Starting with an empty group of reindeer, Santa will perform $M$ ($1 \leq M \leq 10^5$) modifications. The $i$th modification will involve the reindeer with name $N_i$. If $A_i=$ 'A', then this reindeer will be added to the lineup (in its correct spot) - in this case, its seniority and productivity values, $S_i$ and $P_i$, will be given. Otherwise, if $A_i=$ 'R', then this reindeer will be removed from the lineup. Each reindeer will only be added once, and will only be removed if it's currently in the lineup.

To track which combinations of reindeer are more effective than others, Santa would like you to calculate the total productivity of the lineup after every modification made to it. Quickly, now, Christmas won't wait!

### Input

First line: $M$

Next $M$ lines: $A_i$ and $N_i$, followed by $S_i$ and $P_i$ if $A_i=$ 'A', for $i = 1 .. M$

### Output

$M$ lines: The total productivity of the reindeer lineup after every modification

### Example

Input:
5
A Dancer 5 2
A Prancer 3 8
A Vixen 10 9
R Dancer
A Rudolph 3 1
Output:
0
16
34
72
80
Explanation of Sample:

After the first modification, the lineup consists of just Dancer, and so the total productivity is $0$.

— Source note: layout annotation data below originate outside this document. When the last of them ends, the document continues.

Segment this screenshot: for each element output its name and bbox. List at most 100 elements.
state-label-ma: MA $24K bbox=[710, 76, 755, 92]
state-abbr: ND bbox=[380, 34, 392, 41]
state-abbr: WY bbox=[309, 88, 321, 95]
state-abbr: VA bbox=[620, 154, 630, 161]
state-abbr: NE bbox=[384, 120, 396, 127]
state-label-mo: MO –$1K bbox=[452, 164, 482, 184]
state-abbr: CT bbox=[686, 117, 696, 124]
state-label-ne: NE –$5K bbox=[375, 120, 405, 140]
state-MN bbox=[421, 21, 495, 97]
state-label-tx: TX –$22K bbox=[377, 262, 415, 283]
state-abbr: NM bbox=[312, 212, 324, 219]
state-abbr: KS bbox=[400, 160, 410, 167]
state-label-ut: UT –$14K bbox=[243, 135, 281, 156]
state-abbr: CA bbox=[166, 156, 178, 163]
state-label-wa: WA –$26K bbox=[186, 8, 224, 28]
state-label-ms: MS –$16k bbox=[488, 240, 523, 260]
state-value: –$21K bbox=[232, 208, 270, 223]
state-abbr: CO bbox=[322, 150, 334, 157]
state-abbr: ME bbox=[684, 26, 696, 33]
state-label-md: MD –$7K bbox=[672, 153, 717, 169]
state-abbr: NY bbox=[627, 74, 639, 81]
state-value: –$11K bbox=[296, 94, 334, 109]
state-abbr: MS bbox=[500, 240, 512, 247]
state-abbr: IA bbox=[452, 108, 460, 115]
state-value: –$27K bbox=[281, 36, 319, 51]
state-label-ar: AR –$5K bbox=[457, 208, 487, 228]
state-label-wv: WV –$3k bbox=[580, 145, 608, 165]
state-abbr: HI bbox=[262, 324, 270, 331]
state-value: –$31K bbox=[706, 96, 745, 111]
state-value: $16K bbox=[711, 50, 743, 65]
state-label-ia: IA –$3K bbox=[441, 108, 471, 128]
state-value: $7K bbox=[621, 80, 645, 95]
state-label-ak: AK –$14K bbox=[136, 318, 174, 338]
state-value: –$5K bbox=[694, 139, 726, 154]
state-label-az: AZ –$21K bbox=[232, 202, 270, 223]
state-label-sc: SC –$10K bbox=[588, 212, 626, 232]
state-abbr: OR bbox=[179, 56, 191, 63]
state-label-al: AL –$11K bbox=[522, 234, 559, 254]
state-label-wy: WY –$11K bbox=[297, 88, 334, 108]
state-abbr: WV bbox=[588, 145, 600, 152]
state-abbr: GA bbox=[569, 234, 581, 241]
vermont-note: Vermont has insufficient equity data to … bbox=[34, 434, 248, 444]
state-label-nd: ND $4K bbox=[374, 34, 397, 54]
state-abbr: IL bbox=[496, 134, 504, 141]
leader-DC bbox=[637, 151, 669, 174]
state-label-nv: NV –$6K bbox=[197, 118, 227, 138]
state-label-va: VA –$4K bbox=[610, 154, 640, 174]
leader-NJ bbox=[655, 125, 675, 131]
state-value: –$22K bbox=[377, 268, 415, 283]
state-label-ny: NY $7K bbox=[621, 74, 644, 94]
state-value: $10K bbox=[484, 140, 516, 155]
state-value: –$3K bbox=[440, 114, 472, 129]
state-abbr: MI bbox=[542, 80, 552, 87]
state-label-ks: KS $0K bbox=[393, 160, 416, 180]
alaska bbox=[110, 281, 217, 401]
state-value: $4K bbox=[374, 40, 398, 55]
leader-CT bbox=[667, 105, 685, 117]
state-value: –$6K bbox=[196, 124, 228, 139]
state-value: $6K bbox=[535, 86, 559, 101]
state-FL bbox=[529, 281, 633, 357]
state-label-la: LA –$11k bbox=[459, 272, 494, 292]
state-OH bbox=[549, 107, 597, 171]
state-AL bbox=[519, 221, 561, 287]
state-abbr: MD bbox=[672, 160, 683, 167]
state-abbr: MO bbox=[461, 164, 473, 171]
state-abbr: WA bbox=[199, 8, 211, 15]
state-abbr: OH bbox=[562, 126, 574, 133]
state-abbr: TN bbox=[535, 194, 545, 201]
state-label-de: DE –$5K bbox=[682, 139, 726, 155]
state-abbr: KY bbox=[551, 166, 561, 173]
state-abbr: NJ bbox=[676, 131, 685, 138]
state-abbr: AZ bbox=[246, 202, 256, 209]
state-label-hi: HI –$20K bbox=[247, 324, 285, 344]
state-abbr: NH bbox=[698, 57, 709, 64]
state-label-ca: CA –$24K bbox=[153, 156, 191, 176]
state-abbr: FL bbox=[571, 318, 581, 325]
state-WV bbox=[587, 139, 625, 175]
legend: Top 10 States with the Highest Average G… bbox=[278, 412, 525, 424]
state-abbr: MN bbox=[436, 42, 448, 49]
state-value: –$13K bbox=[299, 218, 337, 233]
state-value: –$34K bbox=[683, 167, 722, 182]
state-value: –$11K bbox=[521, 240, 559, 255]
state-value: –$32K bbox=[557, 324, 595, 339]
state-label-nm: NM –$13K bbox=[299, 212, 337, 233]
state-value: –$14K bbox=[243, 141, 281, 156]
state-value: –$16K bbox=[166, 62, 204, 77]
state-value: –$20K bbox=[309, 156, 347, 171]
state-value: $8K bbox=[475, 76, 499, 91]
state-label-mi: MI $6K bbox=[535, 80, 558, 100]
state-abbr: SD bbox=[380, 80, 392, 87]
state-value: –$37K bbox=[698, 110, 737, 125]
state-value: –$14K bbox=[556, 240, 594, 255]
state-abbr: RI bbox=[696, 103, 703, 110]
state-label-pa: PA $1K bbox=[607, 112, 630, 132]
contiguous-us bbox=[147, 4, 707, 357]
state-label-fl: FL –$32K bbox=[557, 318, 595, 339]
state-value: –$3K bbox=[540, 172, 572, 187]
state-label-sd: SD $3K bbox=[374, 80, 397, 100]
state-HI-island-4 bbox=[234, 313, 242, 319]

After the second modification, Prancer is standing behind Dancer. Their productivity is $2 \cdot 8 = 16$.

After the third modification, we have Vixen, followed by Dancer, followed by Prancer. The productivity of Vixen and Dancer is $18$, while that of Dancer and Prancer is again $16$. Thus, the total productivity is $34$.

After the fourth modification, the lineup consists of only Vixen and Prancer, with productivity $72$.

Finally, after the fifth modification, Rudolph is behind Prancer, with this pair of reindeer contributing $8$ productivity, for a total of $80$.